Like Schoeni, Plested argued against “dismantling” the whole medical system.
But one consumer advocate, Dr. Sidney Wolfe, director of the Public Citizen Health Research Group in Washington, disagreed.
“Those who say, ‘It ain’t broke; don’t fix it,’ are wrong,” Wolfe said. “Our country is in a worldwide scandal with its failure to act. It’s the only industrialized country outside South Africa that does not have national health insurance.”
Wolfe said he agrees with “many elements” of the Physicians for a National Health Program plan, but “the point is we have to get a national health plan. . . .”
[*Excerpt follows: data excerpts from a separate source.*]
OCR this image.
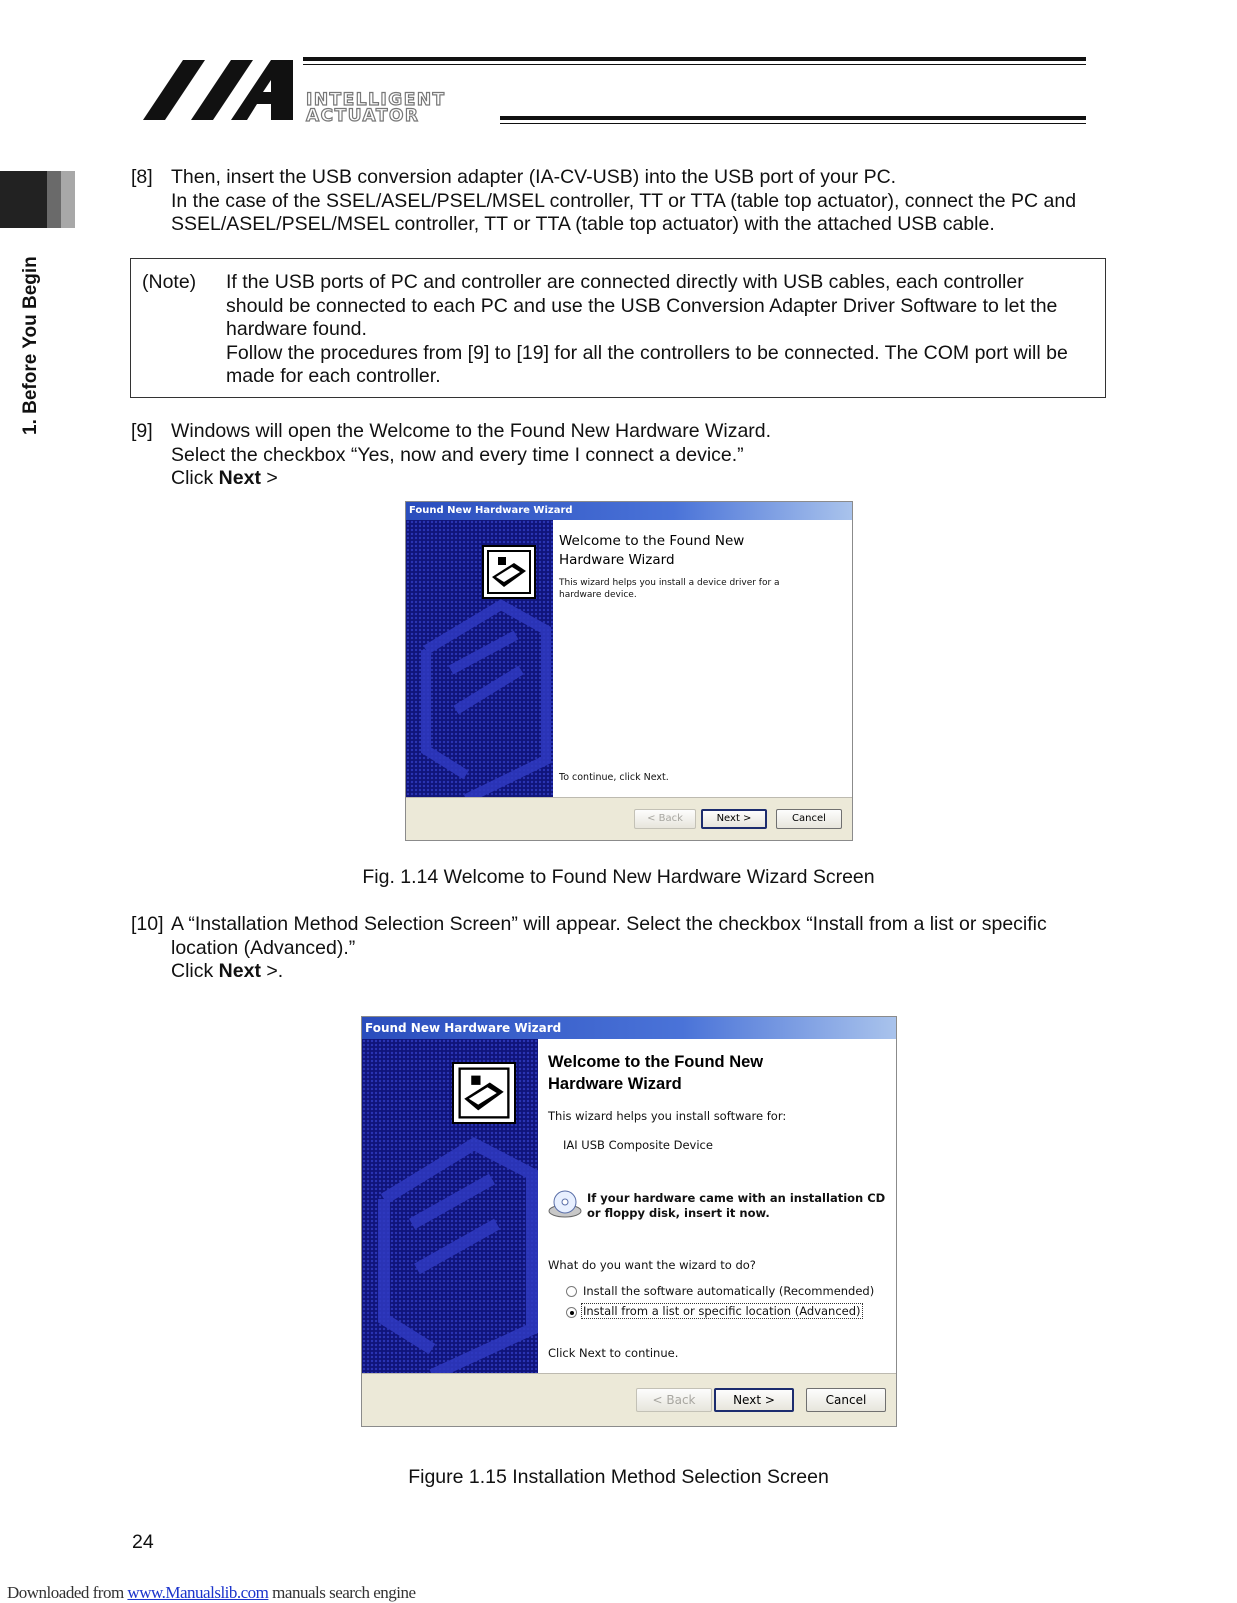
INTELLIGENT
ACTUATOR
1. Before You Begin
[8] Then, insert the USB conversion adapter (IA-CV-USB) into the USB port of your PC.
In the case of the SSEL/ASEL/PSEL/MSEL controller, TT or TTA (table top actuator), connect the PC and
SSEL/ASEL/PSEL/MSEL controller, TT or TTA (table top actuator) with the attached USB cable.
(Note) If the USB ports of PC and controller are connected directly with USB cables, each controller
should be connected to each PC and use the USB Conversion Adapter Driver Software to let the
hardware found.
Follow the procedures from [9] to [19] for all the controllers to be connected. The COM port will be
made for each controller.
[9] Windows will open the Welcome to the Found New Hardware Wizard.
Select the checkbox “Yes, now and every time I connect a device.”
Click Next >
Found New Hardware Wizard
Welcome to the Found New
Hardware Wizard
This wizard helps you install a device driver for a
hardware device.
To continue, click Next.
< Back	Next >	Cancel
Fig. 1.14 Welcome to Found New Hardware Wizard Screen
[10] A “Installation Method Selection Screen” will appear. Select the checkbox “Install from a list or specific
location (Advanced).”
Click Next >.
Found New Hardware Wizard
Welcome to the Found New
Hardware Wizard
This wizard helps you install software for:
IAI USB Composite Device
If your hardware came with an installation CD
or floppy disk, insert it now.
What do you want the wizard to do?
Install the software automatically (Recommended)
Install from a list or specific location (Advanced)
Click Next to continue.
< Back	Next >	Cancel
Figure 1.15 Installation Method Selection Screen
24
Downloaded from www.Manualslib.com manuals search engine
“Anyone who says we don’t need national health insurance is just off the wall,” he said.
Though Physicians for a National Health Program has no congressional sponsor for its national health plan, Waitzkin said, some elements of the plan are contained in pending national and California legislation.
In Congress, Sen. Edward M. Kennedy (D-Mass.) will continue to push legislation that would require all employers to provide health insurance for their workers, Kennedy spokesman Paul Donovan said. But unlike the Physicians for a National Health Program proposal, the federal government would play no role in the Kennedy plan.
“There’s no political support” for national health insurance, Donovan said.
However, in the House, Rep. Ronald V. Dellums (D-Berkeley) plans to reintroduce legislation to establish a national health service, Dellums’ aide Max Miller said. Under the bill, which has been pending in revised form since 1977, health care would be funded out of general revenues, progressive taxation of individuals and employer contributions. Under the plan community boards would select area health-care providers, Miller said.
Also in the House, Rep. Henry Waxman (D-Los Angeles) plans to reintroduce a measure, similar to the Kennedy bill in the Senate, that would require all employers, regardless of size, to enroll their workers in a health-care plan. It would also prescribe minimum health benefits for all employees.
In California, Assemblyman Dan Hauser (D-Arcata) plans to reintroduce a bill he first proposed in 1987 that would set up a California health insurance plan. The proposal, which died in committee last year, would not eliminate private insurance, Hauser said, but would require all employers to pay at least 50% of a worker’s health insurance costs.